MBTA lifts speed restrictions on Red Line between JFK/UMass and Park Street in Boston

The MBTA has removed nine speed restrictions on the Red Line, leaving less than 10 miles of track with slow zones, which officials say is the lowest amount since March.

Officials on Tuesday said the beleaguered transportation network has completed “critical track work” between JFK/UMass and Park Street stations after commuters had to take shuttle buses a couple evenings last week and then over the weekend.

Six of the slow zones lifted are in the area between South Station and JFK/UMass, as planned, while officials said the agency “maximized the unencumbered access to the track … by alleviating another three restrictions near Downtown Crossing Station.”

“Each step we take to repair our infrastructure is the building block for rebuilding public trust and restoring the level of service that the public deserve,” MBTA GM Phillip Eng said in a release.  “As we continue to move towards restoring service levels across the system, lessons learned will continue to be incorporated to streamline efforts and better serve the public.”

Eng credited the “success” of removing the three additional speed restrictions during the project to the “collaborative coordination between contracted work and our growing in-house Maintenance of Way staff,” which performs overnight track maintenance.

The network, as a whole, faces 181 current speed restrictions, with the Green Line having the most at 69, its slow zone dashboard showed Tuesday evening.
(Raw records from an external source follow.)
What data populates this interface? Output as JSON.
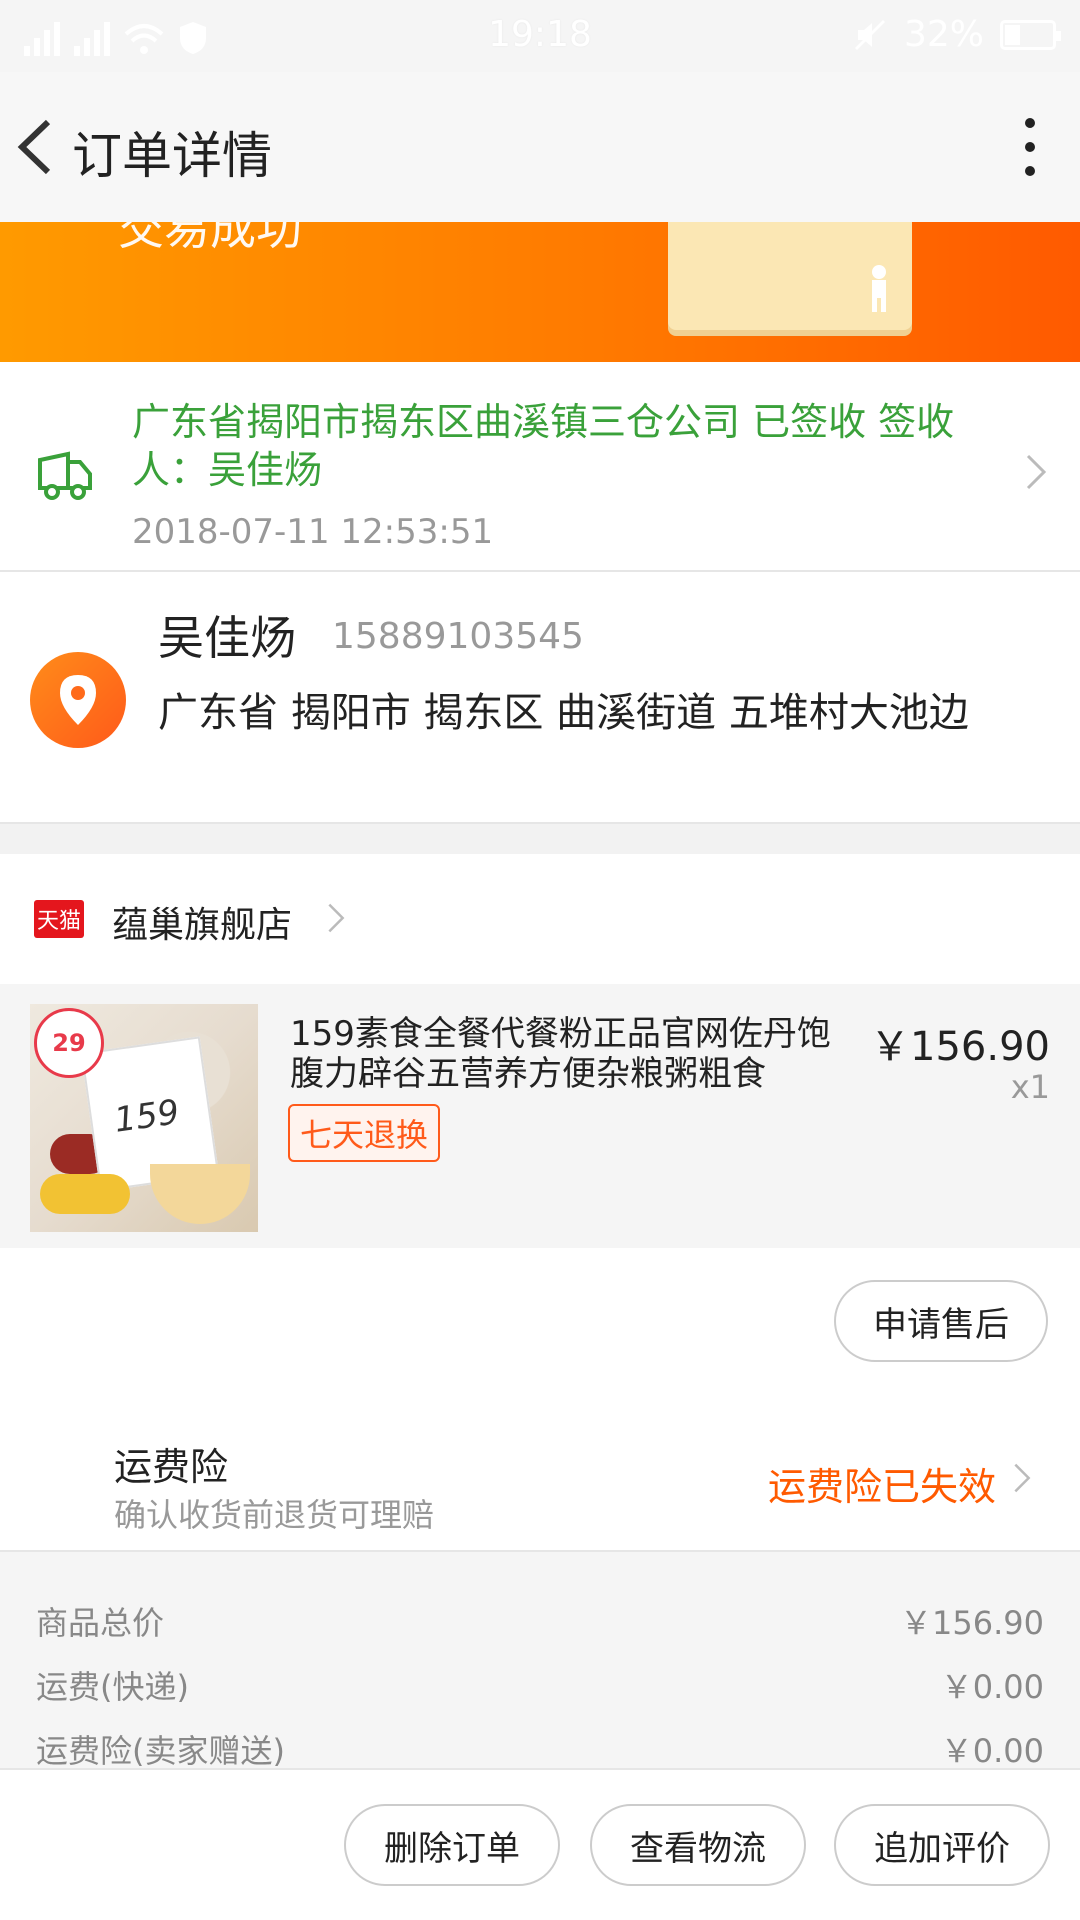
{
  "status_bar": {
    "time": "19:18",
    "battery": "32%"
  },
  "header": {
    "title": "订单详情"
  },
  "banner": {
    "status_text": "交易成功"
  },
  "logistics": {
    "info": "广东省揭阳市揭东区曲溪镇三仓公司 已签收 签收人：吴佳炀",
    "time": "2018-07-11 12:53:51"
  },
  "address": {
    "name": "吴佳炀",
    "phone": "15889103545",
    "address": "广东省 揭阳市 揭东区 曲溪街道 五堆村大池边"
  },
  "shop": {
    "logo_text": "天猫",
    "name": "蕴巢旗舰店"
  },
  "product": {
    "name": "159素食全餐代餐粉正品官网佐丹饱腹力辟谷五营养方便杂粮粥粗食",
    "tag": "七天退换",
    "price": "￥156.90",
    "qty": "x1",
    "image_badge": "29",
    "image_text": "159"
  },
  "after_sale": {
    "button": "申请售后"
  },
  "insurance": {
    "title": "运费险",
    "subtitle": "确认收货前退货可理赔",
    "status": "运费险已失效"
  },
  "costs": [
    {
      "label": "商品总价",
      "value": "￥156.90"
    },
    {
      "label": "运费(快递)",
      "value": "￥0.00"
    },
    {
      "label": "运费险(卖家赠送)",
      "value": "￥0.00"
    }
  ],
  "bottom_actions": {
    "delete": "删除订单",
    "logistics": "查看物流",
    "review": "追加评价"
  },
  "colors": {
    "accent": "#ff5a00",
    "green": "#3aa13a",
    "tmall_red": "#e4161d"
  }
}
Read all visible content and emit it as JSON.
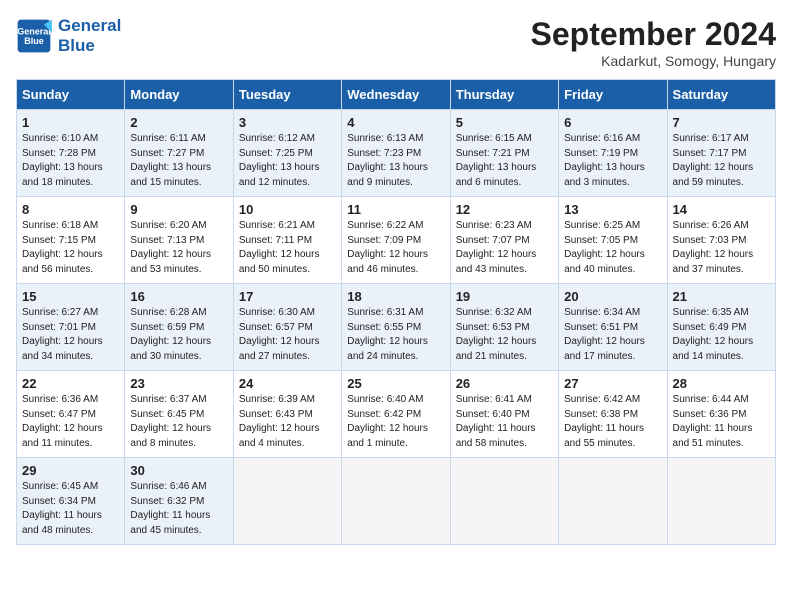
{
  "header": {
    "logo_line1": "General",
    "logo_line2": "Blue",
    "month_year": "September 2024",
    "location": "Kadarkut, Somogy, Hungary"
  },
  "weekdays": [
    "Sunday",
    "Monday",
    "Tuesday",
    "Wednesday",
    "Thursday",
    "Friday",
    "Saturday"
  ],
  "weeks": [
    [
      {
        "day": "1",
        "sunrise": "6:10 AM",
        "sunset": "7:28 PM",
        "daylight": "13 hours and 18 minutes."
      },
      {
        "day": "2",
        "sunrise": "6:11 AM",
        "sunset": "7:27 PM",
        "daylight": "13 hours and 15 minutes."
      },
      {
        "day": "3",
        "sunrise": "6:12 AM",
        "sunset": "7:25 PM",
        "daylight": "13 hours and 12 minutes."
      },
      {
        "day": "4",
        "sunrise": "6:13 AM",
        "sunset": "7:23 PM",
        "daylight": "13 hours and 9 minutes."
      },
      {
        "day": "5",
        "sunrise": "6:15 AM",
        "sunset": "7:21 PM",
        "daylight": "13 hours and 6 minutes."
      },
      {
        "day": "6",
        "sunrise": "6:16 AM",
        "sunset": "7:19 PM",
        "daylight": "13 hours and 3 minutes."
      },
      {
        "day": "7",
        "sunrise": "6:17 AM",
        "sunset": "7:17 PM",
        "daylight": "12 hours and 59 minutes."
      }
    ],
    [
      {
        "day": "8",
        "sunrise": "6:18 AM",
        "sunset": "7:15 PM",
        "daylight": "12 hours and 56 minutes."
      },
      {
        "day": "9",
        "sunrise": "6:20 AM",
        "sunset": "7:13 PM",
        "daylight": "12 hours and 53 minutes."
      },
      {
        "day": "10",
        "sunrise": "6:21 AM",
        "sunset": "7:11 PM",
        "daylight": "12 hours and 50 minutes."
      },
      {
        "day": "11",
        "sunrise": "6:22 AM",
        "sunset": "7:09 PM",
        "daylight": "12 hours and 46 minutes."
      },
      {
        "day": "12",
        "sunrise": "6:23 AM",
        "sunset": "7:07 PM",
        "daylight": "12 hours and 43 minutes."
      },
      {
        "day": "13",
        "sunrise": "6:25 AM",
        "sunset": "7:05 PM",
        "daylight": "12 hours and 40 minutes."
      },
      {
        "day": "14",
        "sunrise": "6:26 AM",
        "sunset": "7:03 PM",
        "daylight": "12 hours and 37 minutes."
      }
    ],
    [
      {
        "day": "15",
        "sunrise": "6:27 AM",
        "sunset": "7:01 PM",
        "daylight": "12 hours and 34 minutes."
      },
      {
        "day": "16",
        "sunrise": "6:28 AM",
        "sunset": "6:59 PM",
        "daylight": "12 hours and 30 minutes."
      },
      {
        "day": "17",
        "sunrise": "6:30 AM",
        "sunset": "6:57 PM",
        "daylight": "12 hours and 27 minutes."
      },
      {
        "day": "18",
        "sunrise": "6:31 AM",
        "sunset": "6:55 PM",
        "daylight": "12 hours and 24 minutes."
      },
      {
        "day": "19",
        "sunrise": "6:32 AM",
        "sunset": "6:53 PM",
        "daylight": "12 hours and 21 minutes."
      },
      {
        "day": "20",
        "sunrise": "6:34 AM",
        "sunset": "6:51 PM",
        "daylight": "12 hours and 17 minutes."
      },
      {
        "day": "21",
        "sunrise": "6:35 AM",
        "sunset": "6:49 PM",
        "daylight": "12 hours and 14 minutes."
      }
    ],
    [
      {
        "day": "22",
        "sunrise": "6:36 AM",
        "sunset": "6:47 PM",
        "daylight": "12 hours and 11 minutes."
      },
      {
        "day": "23",
        "sunrise": "6:37 AM",
        "sunset": "6:45 PM",
        "daylight": "12 hours and 8 minutes."
      },
      {
        "day": "24",
        "sunrise": "6:39 AM",
        "sunset": "6:43 PM",
        "daylight": "12 hours and 4 minutes."
      },
      {
        "day": "25",
        "sunrise": "6:40 AM",
        "sunset": "6:42 PM",
        "daylight": "12 hours and 1 minute."
      },
      {
        "day": "26",
        "sunrise": "6:41 AM",
        "sunset": "6:40 PM",
        "daylight": "11 hours and 58 minutes."
      },
      {
        "day": "27",
        "sunrise": "6:42 AM",
        "sunset": "6:38 PM",
        "daylight": "11 hours and 55 minutes."
      },
      {
        "day": "28",
        "sunrise": "6:44 AM",
        "sunset": "6:36 PM",
        "daylight": "11 hours and 51 minutes."
      }
    ],
    [
      {
        "day": "29",
        "sunrise": "6:45 AM",
        "sunset": "6:34 PM",
        "daylight": "11 hours and 48 minutes."
      },
      {
        "day": "30",
        "sunrise": "6:46 AM",
        "sunset": "6:32 PM",
        "daylight": "11 hours and 45 minutes."
      },
      null,
      null,
      null,
      null,
      null
    ]
  ]
}
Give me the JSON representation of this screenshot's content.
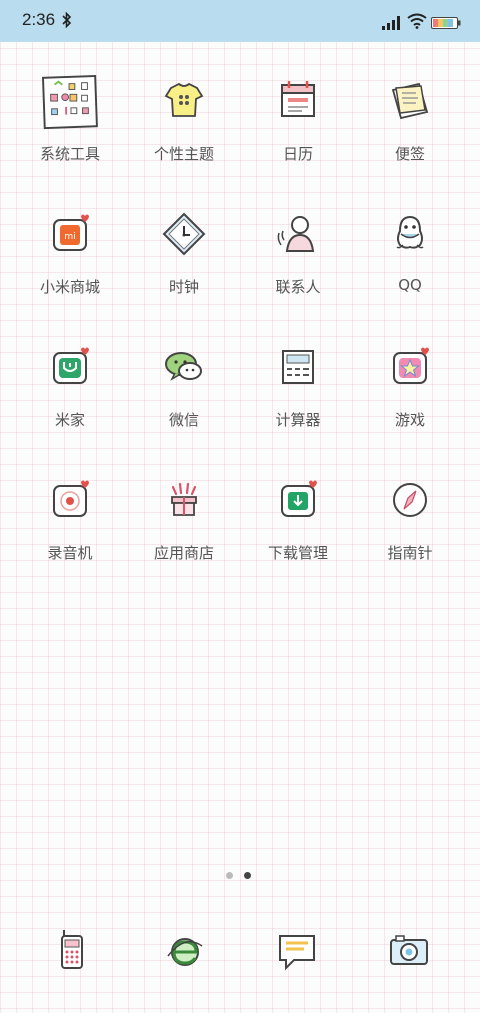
{
  "status_bar": {
    "time": "2:36",
    "icons": [
      "bluetooth-icon",
      "signal-icon",
      "wifi-icon",
      "battery-icon"
    ]
  },
  "apps": [
    {
      "label": "系统工具",
      "icon": "tools-folder-icon"
    },
    {
      "label": "个性主题",
      "icon": "theme-shirt-icon"
    },
    {
      "label": "日历",
      "icon": "calendar-icon"
    },
    {
      "label": "便签",
      "icon": "notes-icon"
    },
    {
      "label": "小米商城",
      "icon": "mi-store-icon"
    },
    {
      "label": "时钟",
      "icon": "clock-icon"
    },
    {
      "label": "联系人",
      "icon": "contacts-icon"
    },
    {
      "label": "QQ",
      "icon": "qq-icon"
    },
    {
      "label": "米家",
      "icon": "mijia-icon"
    },
    {
      "label": "微信",
      "icon": "wechat-icon"
    },
    {
      "label": "计算器",
      "icon": "calculator-icon"
    },
    {
      "label": "游戏",
      "icon": "games-icon"
    },
    {
      "label": "录音机",
      "icon": "recorder-icon"
    },
    {
      "label": "应用商店",
      "icon": "app-store-icon"
    },
    {
      "label": "下载管理",
      "icon": "download-icon"
    },
    {
      "label": "指南针",
      "icon": "compass-icon"
    }
  ],
  "page_indicator": {
    "pages": 2,
    "current": 2
  },
  "dock": [
    "phone-icon",
    "browser-icon",
    "messages-icon",
    "camera-icon"
  ],
  "colors": {
    "statusbar": "#b9dcef",
    "label": "#555555",
    "accent_red": "#e0524a",
    "accent_green": "#2ea66a"
  }
}
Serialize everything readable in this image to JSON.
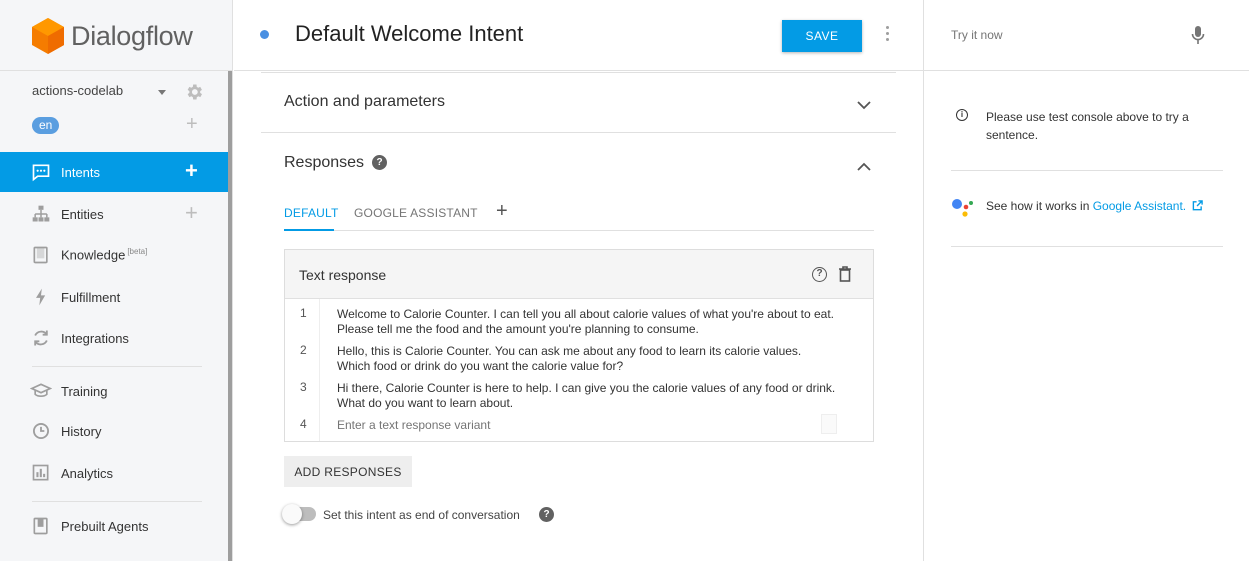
{
  "app": {
    "name": "Dialogflow"
  },
  "sidebar": {
    "agent_name": "actions-codelab",
    "language": "en",
    "items": [
      {
        "label": "Intents",
        "icon": "chat-bubble-icon",
        "active": true,
        "has_add": true
      },
      {
        "label": "Entities",
        "icon": "hierarchy-icon",
        "active": false,
        "has_add": true
      },
      {
        "label": "Knowledge",
        "badge": "[beta]",
        "icon": "book-icon",
        "active": false,
        "has_add": false
      },
      {
        "label": "Fulfillment",
        "icon": "lightning-icon",
        "active": false,
        "has_add": false
      },
      {
        "label": "Integrations",
        "icon": "sync-icon",
        "active": false,
        "has_add": false
      },
      {
        "label": "Training",
        "icon": "graduation-cap-icon",
        "active": false,
        "has_add": false
      },
      {
        "label": "History",
        "icon": "clock-icon",
        "active": false,
        "has_add": false
      },
      {
        "label": "Analytics",
        "icon": "bar-chart-icon",
        "active": false,
        "has_add": false
      },
      {
        "label": "Prebuilt Agents",
        "icon": "prebuilt-book-icon",
        "active": false,
        "has_add": false
      }
    ]
  },
  "header": {
    "intent_title": "Default Welcome Intent",
    "save_label": "SAVE"
  },
  "sections": {
    "action_params_title": "Action and parameters",
    "responses_title": "Responses"
  },
  "tabs": [
    {
      "label": "DEFAULT",
      "active": true
    },
    {
      "label": "GOOGLE ASSISTANT",
      "active": false
    }
  ],
  "text_response": {
    "title": "Text response",
    "rows": [
      {
        "num": "1",
        "text": "Welcome to Calorie Counter. I can tell you all about calorie values of what you're about to eat. Please tell me the food and the amount you're planning to consume."
      },
      {
        "num": "2",
        "text": "Hello, this is Calorie Counter. You can ask me about any food to learn its calorie values. Which food or drink do you want the calorie value for?"
      },
      {
        "num": "3",
        "text": "Hi there, Calorie Counter is here to help. I can give you the calorie values of any food or drink. What do you want to learn about."
      }
    ],
    "new_row_num": "4",
    "new_row_placeholder": "Enter a text response variant"
  },
  "add_responses_label": "ADD RESPONSES",
  "end_conversation_label": "Set this intent as end of conversation",
  "end_conversation_on": false,
  "right_panel": {
    "try_placeholder": "Try it now",
    "info_text": "Please use test console above to try a sentence.",
    "ga_prefix": "See how it works in ",
    "ga_link": "Google Assistant."
  },
  "colors": {
    "accent": "#039be5",
    "logo_orange": "#f57c00"
  }
}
The Red Line follows at 57, a decrease from the 106 it had a month ago.

The Orange and Blue lines trail, with 41 and 14 respectively.

In addition to the track work on the Red Line, officials say they “maximized these closures” by conducting in-station projects, including restoring and sanding platform benches at Broadway, Andrew and South Station, implementing new rubber flooring on the stairway at Broadway and fixing tripping hazards at South Station.

Earlier this month, Eng announced a plan to get rid of all speed restrictions across the network by the end of 2024, but that’s if everything goes right.

The plan included 19 days of closures to end this calendar year and 188 days of diversions in 2024 to get the 23% of tracks under speed restrictions back to normal operations.

Repairs would aim to remove those slow zones by replacing almost 150,000 feet of rail and over 31,000 ties. Completing the repairs will cumulatively return 86 minutes of travel time to riders currently taking restricted trains, Eng told the network’s Board of Directors’ Safety, Health and Environment Subcommittee.